A bill updating export control procedures passed unanimously out of the House Foreign Affairs Committee after a hearing April 17. The last export control legislation expired in 2001, and the current export control regime has since operated under emergency powers.The bill instructs the administration to maintain a control list, to update it as emerging technologies evolve, and to adjust the level of control of items as conditions change. It also says the maximum fine in a civil case can be twice the value of the exports that were sold to a party that was ineligible to import those items, but if the value was less than $150,000, the maximum fine can be $300,000. In criminal cases, the maximum fine could be $1 million.

Rep. Ileana Ros-Lehtinen, R-Fla., complained that the bill still leaves too much power at the other end of Pennsylvania Avenue with regard to deciding when countries can be removed from the list of state sponsors of terrorism. She noted that while Congress can disapprove of such a removal, it would require a veto-proof majority to do so. "We are missing an opportunity," she said. "Some administrations will bargain a [removal] for next to nothing." Ros-Lehtinen, who is a Cuban exile, pointed to a decision on Cuba as one of those times that the removal was a mistake.

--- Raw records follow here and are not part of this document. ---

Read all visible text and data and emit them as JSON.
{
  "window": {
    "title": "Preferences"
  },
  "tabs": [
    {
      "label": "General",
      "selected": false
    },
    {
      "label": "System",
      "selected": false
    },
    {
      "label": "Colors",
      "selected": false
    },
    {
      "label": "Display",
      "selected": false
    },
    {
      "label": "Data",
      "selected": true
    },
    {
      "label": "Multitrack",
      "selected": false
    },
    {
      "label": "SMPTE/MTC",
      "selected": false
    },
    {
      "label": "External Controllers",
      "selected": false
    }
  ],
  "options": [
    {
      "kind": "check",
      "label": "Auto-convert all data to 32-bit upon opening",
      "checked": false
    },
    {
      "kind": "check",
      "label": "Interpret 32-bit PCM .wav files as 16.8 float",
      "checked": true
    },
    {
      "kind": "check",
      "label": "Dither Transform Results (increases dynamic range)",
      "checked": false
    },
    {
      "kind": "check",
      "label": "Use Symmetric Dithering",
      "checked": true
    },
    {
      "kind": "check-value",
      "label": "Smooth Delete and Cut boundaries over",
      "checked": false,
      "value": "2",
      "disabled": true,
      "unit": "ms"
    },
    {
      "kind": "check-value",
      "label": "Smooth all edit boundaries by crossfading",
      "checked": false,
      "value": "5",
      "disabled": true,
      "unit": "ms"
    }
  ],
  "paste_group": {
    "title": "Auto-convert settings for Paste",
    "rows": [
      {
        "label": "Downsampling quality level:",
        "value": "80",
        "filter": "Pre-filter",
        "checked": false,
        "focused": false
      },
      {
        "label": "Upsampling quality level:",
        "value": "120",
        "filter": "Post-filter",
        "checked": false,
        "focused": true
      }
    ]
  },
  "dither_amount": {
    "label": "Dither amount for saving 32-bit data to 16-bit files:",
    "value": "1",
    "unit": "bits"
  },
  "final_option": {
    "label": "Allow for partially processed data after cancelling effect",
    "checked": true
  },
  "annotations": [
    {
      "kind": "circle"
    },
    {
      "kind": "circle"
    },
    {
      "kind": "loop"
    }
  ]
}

Chairman Ed Royce, R-Calif., replied, "It does move in the direction you want to see, maybe not as robustly as you'd like." He said one of the important aspects of strengthened congressional oversight of export control regimes is that the bill requires the administration to talk with Congress at the beginning of its deliberations to remove a country from the list.

The bill also asks the administration to consider restricting the export of machinery that would allow even allies to build military equipment if that would undermine the U.S. military-industrial base.